A queste domande il nostro magazine ha provato a dare risposta
attraverso l’aiuto di un grande esperto della lingua italiana.
Controcampus ha incontrato, infatti, l’emerito professore
Edorado Lombardi Vallauro, docente di Linguistica presso l’università di
Roma Tre e autore del libro “
Parlare l’italiano. Come usare meglio la nostra lingua” (Il Mulino, 2012).
- Parlare l’italiano, o meglio saper usare opportunamente la
lingua italiana rappresenta oggi, a quanto pare, un’abilità che
appartiene ancora a pochi. Lei che uno studioso della nostra
lingua, a cosa riconduce questa scarsa qualità nello scrivere e nel
parlare degli italiani? Quali responsabilità del sistema
educativo/scolastico?
Appartiene a pochi nella sua forma più compiuta, flessibile,
elegante ed efficace. In forme meno perfette, tutti parlano e quasi
tutti scrivono, con un progresso verticale rispetto a pochi
decenni orsono, quando la comprensione e l’uso dell’italiano –
tanto più scritto - non si estendevano neanche a tutto il corpo
sociale. Sono note le cause di questo imponente miglioramento, dalla
scuola alla televisione nazionale e in ultimo a internet. In
particolare la scuola ha meriti immensi. Non ci inganni il
fatto che oggi si sente più spesso di prima usare male
l’italiano: è perché un tempo lo usavano pubblicamente pochi “eletti”,
mentre oggi lo possono usare pubblicamente tutti. Ma proprio questa
ormai vasta diffusione della lingua a
livelli accettabili ci propone una possibilità nuova: portare
tutti a un livello superiore; di vera, pienamente utile,
rallegrante padronanza. E anche su questo la scuola può dare un
contributo determinante. A condizione che i prossimi governi non
portino a termine ciò che hanno iniziato i precedenti, cioè il progetto
di distruggerla.
- Università e uso corretto della lingua italiana. Docenti da
più parti d’Italia lamentano un’incapacità, per un importante numero di
studenti, di sostenere un esame mantenendo un livello medio alto
d’italiano nel conferire durante gli esami. La situazione peggiora nel
caso in cui gli studenti si trovino a dover svolgere test ed esami
scritti. C’è un modo secondo lei per recuperare concretamente in
quegli anni un corretto uso della lingua, c’è tempo effettivo
durante i cinque anni accademici per dedicarsi “anche” al
miglioramento del proprio italiano?
Certo, l’accesso di massa all’istruzione superiore vi porta anche
coloro che non sono ancora completamente “pronti”. Ma è sempre
meglio di quando lo stesso tipo di persone (concretamente, i loro
genitori, e prima i loro nonni) non ci arrivavano proprio,
all’istruzione superiore. Allargando la base, è più difficile mantenere
la stessa altezza. Personalmente non credo che
l’università debba occuparsi di colmare questo ritardo, quando c’è.
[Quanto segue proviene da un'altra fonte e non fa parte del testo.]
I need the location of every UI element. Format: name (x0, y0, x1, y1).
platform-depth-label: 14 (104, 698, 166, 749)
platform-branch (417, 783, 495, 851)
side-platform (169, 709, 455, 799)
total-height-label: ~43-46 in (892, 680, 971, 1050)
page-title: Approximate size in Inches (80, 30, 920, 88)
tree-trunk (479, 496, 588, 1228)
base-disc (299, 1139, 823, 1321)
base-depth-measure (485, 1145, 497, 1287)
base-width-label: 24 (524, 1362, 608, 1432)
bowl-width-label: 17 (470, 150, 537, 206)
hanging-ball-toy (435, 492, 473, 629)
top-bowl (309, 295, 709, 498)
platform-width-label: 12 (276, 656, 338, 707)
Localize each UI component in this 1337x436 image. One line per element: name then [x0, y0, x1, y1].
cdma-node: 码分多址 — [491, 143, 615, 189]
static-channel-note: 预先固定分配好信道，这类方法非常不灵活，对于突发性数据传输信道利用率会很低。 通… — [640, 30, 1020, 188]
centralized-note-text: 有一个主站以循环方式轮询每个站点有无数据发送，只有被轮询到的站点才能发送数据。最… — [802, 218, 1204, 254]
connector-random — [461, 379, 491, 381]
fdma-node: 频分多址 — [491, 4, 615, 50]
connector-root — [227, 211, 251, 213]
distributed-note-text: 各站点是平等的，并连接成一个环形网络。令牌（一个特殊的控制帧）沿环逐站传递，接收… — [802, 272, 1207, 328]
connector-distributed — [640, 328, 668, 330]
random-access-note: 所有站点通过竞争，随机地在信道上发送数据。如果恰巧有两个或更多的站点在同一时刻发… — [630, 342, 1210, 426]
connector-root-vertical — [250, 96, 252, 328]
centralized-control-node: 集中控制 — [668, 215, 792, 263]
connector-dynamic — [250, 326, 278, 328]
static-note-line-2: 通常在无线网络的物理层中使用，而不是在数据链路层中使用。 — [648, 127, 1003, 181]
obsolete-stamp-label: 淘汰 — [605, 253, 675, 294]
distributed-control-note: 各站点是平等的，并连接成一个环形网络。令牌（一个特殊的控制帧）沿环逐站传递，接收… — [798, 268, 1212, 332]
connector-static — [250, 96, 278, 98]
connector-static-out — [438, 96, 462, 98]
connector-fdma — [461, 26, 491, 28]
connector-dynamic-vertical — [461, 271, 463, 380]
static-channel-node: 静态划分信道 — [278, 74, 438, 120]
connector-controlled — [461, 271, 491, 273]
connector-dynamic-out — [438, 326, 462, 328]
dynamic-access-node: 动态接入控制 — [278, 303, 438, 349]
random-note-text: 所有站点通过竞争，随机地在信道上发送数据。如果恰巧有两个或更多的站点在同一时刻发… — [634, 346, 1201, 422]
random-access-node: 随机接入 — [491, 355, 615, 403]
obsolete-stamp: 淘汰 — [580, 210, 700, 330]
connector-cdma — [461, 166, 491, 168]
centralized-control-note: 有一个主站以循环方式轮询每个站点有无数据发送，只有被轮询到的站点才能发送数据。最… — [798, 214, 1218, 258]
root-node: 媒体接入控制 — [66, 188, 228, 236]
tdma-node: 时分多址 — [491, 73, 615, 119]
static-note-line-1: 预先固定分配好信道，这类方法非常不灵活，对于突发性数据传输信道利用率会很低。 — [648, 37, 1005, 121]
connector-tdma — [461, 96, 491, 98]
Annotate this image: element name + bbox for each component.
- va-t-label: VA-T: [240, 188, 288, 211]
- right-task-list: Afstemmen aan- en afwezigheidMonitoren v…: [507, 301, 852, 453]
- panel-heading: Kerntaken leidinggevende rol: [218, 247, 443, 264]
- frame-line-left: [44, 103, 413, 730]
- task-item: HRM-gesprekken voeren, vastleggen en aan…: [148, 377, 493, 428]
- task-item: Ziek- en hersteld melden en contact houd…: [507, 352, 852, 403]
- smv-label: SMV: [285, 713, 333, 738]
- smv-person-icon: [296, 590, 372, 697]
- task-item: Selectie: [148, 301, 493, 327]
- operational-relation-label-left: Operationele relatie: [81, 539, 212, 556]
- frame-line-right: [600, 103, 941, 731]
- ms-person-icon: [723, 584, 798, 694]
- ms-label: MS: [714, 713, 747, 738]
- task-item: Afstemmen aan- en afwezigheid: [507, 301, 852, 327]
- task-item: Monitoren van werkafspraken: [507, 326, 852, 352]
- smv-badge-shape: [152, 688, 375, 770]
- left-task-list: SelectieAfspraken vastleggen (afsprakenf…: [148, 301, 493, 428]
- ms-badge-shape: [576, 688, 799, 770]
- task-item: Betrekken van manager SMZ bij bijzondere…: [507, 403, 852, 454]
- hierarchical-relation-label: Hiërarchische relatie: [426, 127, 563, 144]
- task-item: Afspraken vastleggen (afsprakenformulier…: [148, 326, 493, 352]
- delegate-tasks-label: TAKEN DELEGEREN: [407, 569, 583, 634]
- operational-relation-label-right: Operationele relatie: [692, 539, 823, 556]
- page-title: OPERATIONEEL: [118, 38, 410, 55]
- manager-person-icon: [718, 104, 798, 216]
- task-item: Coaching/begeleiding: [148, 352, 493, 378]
L’università deve già insegnare le materie di cui si compone il sapere
che viene riconosciuto indispensabile nei vari campi. Chi non ha pratica
sufficiente dell’italiano, e in particolare dell’italiano scritto,
dovrebbe – e potrebbe – praticarlo di più dove esso esiste nella sua
forma migliore: la buona letteratura. Leggere molti libri scritti molto
bene dota chiunque di un buon italiano. Anni fa un’indagine voluta da
Tullio de Mauro come Ministro della Pubblica Istruzione rivelò che negli
italiani il soddisfacente controllo della lingua non
correlava né con l’età, né con il censo, né con la provenienza
regionale, né con il titolo di studio. L’unico parametro che si trovò in
correlazione statistica significativa con la padronanza della
lingua era… il numero di libri presente in casa.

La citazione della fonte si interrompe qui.